Through the looking glass: Scientists from NASA and Osaka University in Japan now believe that trillions – not billions – of planets have "gone rogue" in the Milky Way galaxy. These interstellar outcasts, sometimes called wandering planets or nomads, formed like any other around an infant star but later broke free from their star's gravitational pull for one reason or another. It was originally believed that our own galaxy may contain billions of unbound planets but the true number could be in the trillions.

David Bennett, a senior research scientist at NASA's Goddard Space Flight Center, said they estimate the Milky Way is home to 20 times more rogue planets than stars. That equates to trillions of worlds wandering all alone. And that is just in the Milky Way, one of what could be hundreds of billions or even trillions of other galaxies in the universe.

Their findings are the result of a nine-year survey known as Microlensing Observations in Astrophysics, or MOA for short. Microlensing events happen when an object like a planet or star aligns with an unrelated background star from our vantage point.

Gravitational lensing also allowed the Webb space telescope to capture a supernova-hosting galaxy at three different points in time, all in the same image.

As NASA explains, anything with mass warps the fabric of space-time, like the dent formed when putting a bowling ball on a trampoline. Light normally travels in a straight line but if space-time is bent, light will instead follow the curve.

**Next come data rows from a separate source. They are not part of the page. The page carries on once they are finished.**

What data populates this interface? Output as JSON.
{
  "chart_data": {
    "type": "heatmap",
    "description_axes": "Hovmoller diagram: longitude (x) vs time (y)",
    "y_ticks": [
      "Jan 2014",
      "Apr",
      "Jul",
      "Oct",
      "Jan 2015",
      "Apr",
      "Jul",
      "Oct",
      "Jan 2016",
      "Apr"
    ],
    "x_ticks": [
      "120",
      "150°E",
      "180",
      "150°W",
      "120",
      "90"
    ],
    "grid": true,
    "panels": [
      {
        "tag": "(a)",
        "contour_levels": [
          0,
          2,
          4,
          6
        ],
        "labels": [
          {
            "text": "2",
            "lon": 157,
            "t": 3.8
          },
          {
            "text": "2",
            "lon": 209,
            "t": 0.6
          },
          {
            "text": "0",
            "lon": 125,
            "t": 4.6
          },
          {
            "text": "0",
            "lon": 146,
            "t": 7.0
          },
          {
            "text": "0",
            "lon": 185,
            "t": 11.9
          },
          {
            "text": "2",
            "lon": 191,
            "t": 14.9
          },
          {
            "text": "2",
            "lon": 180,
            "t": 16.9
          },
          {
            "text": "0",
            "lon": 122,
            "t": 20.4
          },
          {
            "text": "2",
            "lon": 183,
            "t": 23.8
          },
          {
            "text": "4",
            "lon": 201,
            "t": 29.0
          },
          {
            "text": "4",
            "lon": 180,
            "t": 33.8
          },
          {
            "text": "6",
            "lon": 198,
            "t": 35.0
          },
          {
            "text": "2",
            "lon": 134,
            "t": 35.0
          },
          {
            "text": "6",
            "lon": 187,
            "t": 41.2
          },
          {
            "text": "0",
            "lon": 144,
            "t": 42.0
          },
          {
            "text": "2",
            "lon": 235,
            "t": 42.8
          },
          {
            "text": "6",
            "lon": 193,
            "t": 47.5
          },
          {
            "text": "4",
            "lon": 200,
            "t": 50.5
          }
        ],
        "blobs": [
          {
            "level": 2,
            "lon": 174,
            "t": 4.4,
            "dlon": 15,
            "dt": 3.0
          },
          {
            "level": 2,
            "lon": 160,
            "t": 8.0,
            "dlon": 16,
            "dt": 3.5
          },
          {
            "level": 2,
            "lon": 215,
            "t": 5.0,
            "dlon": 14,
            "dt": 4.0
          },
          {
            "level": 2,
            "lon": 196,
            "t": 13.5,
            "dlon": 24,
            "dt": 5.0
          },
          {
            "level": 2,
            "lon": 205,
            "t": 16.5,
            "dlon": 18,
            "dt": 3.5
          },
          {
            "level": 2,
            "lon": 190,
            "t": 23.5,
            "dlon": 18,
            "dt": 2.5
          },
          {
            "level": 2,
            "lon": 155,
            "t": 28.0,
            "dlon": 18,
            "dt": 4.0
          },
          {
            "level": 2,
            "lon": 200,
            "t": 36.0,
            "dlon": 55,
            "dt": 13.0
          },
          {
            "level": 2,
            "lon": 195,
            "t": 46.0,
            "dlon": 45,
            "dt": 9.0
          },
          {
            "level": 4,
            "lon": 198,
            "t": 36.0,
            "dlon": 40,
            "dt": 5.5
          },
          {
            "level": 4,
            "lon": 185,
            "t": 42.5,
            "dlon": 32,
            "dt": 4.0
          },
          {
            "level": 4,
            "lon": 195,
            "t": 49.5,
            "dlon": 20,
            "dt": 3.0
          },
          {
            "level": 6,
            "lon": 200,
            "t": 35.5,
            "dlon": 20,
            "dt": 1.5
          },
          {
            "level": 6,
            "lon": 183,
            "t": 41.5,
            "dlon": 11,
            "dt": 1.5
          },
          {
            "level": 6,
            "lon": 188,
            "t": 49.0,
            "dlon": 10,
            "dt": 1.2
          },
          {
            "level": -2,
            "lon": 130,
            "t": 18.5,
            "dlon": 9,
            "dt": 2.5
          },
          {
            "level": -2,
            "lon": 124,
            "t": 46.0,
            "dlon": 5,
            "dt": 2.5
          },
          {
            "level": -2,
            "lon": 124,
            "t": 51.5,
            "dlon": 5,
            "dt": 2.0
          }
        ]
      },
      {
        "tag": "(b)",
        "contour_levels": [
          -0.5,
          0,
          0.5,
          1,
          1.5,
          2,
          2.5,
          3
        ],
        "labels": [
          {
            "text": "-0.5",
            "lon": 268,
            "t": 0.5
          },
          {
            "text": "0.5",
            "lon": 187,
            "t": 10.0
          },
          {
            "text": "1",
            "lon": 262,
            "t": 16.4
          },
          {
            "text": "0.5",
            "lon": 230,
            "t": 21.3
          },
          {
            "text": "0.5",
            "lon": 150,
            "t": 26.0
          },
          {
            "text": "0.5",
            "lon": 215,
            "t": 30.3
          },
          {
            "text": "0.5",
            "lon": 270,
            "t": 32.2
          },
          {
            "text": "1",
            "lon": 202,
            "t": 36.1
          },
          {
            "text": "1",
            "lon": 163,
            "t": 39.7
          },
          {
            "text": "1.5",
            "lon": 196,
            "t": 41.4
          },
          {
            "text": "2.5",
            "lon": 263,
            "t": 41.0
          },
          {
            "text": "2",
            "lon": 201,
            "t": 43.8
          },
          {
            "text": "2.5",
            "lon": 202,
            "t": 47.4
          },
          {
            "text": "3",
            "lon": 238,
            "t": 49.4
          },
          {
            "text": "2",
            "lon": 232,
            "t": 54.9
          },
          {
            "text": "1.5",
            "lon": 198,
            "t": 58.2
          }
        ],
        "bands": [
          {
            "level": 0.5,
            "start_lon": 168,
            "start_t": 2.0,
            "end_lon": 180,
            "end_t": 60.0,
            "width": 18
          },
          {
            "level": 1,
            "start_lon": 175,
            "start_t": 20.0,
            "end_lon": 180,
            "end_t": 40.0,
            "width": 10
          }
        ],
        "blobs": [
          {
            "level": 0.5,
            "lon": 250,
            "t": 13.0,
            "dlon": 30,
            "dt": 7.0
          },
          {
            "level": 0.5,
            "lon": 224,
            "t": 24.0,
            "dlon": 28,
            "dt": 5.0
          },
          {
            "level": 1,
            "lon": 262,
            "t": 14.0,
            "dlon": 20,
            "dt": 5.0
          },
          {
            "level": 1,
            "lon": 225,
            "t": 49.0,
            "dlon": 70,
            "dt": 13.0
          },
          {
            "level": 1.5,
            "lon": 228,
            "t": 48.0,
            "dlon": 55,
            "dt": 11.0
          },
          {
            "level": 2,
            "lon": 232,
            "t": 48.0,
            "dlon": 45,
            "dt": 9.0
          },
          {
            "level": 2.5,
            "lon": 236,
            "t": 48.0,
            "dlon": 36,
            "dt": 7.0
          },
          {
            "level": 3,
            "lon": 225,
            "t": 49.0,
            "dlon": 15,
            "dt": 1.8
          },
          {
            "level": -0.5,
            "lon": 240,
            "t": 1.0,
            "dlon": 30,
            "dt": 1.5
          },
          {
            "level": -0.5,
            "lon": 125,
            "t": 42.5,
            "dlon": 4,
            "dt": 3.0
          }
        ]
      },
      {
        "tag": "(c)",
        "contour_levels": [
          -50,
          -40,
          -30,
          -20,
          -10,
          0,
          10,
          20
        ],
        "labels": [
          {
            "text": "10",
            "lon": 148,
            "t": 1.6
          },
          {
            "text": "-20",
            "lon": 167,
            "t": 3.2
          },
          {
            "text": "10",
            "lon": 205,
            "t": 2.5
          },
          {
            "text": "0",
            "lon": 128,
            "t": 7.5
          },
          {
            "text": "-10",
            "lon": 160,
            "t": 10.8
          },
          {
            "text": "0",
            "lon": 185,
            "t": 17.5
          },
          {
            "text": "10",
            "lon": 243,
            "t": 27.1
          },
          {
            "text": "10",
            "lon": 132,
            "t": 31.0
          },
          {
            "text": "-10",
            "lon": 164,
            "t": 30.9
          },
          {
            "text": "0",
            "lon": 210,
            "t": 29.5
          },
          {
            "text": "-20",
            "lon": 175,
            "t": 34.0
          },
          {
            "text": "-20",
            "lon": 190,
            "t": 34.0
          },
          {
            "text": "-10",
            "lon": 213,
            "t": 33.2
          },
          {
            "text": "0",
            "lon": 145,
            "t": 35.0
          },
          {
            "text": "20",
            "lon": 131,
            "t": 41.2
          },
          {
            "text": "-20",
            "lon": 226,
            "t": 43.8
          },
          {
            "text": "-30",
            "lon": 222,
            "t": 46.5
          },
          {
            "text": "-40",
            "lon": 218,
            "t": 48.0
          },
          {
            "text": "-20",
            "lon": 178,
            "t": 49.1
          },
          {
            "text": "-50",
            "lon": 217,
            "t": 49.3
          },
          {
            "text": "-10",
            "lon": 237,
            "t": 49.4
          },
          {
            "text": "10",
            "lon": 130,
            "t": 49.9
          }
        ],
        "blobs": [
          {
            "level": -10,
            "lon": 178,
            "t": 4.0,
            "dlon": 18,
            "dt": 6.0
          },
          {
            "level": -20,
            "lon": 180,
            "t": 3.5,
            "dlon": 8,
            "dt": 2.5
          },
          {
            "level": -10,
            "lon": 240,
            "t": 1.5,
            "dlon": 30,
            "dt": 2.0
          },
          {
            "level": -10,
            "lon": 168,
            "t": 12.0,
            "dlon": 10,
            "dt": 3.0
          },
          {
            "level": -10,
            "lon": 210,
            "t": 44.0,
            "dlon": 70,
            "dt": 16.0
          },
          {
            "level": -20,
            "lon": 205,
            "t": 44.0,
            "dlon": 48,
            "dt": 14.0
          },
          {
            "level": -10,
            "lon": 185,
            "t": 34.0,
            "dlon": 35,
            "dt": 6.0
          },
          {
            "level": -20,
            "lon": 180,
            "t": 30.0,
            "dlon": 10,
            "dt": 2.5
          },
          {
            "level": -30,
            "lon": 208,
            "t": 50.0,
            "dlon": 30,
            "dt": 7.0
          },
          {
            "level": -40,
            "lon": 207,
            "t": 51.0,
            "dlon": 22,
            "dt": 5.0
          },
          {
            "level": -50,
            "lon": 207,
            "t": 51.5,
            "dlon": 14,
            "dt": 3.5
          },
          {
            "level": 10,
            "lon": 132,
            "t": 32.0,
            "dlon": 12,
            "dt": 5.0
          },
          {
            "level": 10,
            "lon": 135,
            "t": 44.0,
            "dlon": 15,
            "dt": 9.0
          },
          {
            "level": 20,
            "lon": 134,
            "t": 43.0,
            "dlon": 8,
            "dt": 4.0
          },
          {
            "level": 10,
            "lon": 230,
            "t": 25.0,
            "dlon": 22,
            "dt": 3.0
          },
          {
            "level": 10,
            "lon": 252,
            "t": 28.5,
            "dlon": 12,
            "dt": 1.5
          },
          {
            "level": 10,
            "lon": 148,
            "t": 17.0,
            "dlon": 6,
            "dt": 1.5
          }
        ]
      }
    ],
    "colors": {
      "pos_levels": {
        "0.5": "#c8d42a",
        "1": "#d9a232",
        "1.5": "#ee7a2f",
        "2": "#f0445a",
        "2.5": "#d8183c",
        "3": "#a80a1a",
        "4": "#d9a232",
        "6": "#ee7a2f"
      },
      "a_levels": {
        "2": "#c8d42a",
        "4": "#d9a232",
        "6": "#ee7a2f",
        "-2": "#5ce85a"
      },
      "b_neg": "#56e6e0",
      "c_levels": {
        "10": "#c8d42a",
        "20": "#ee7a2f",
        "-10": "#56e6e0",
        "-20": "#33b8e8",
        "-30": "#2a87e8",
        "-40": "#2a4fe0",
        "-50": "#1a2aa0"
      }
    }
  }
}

The closer of the two objects acts like a natural lens, magnifying the brightness of the background object. "Microlensing is the only way we can find objects like low-mass free-floating planets and even primordial black holes," said Takahiro Sumi, a professor at Osaka University. They're essentially using gravity to discover distant objects we could never see directly.

A pair of papers on the subject have been published online for those seeking a deeper technical analysis.

The Nancy Grace Roman Space Telescope, set to launch by May 2027, should help NASA find even more lower-mass rouge planets, all of which is key to helping better understanding planetary formation mechanisms.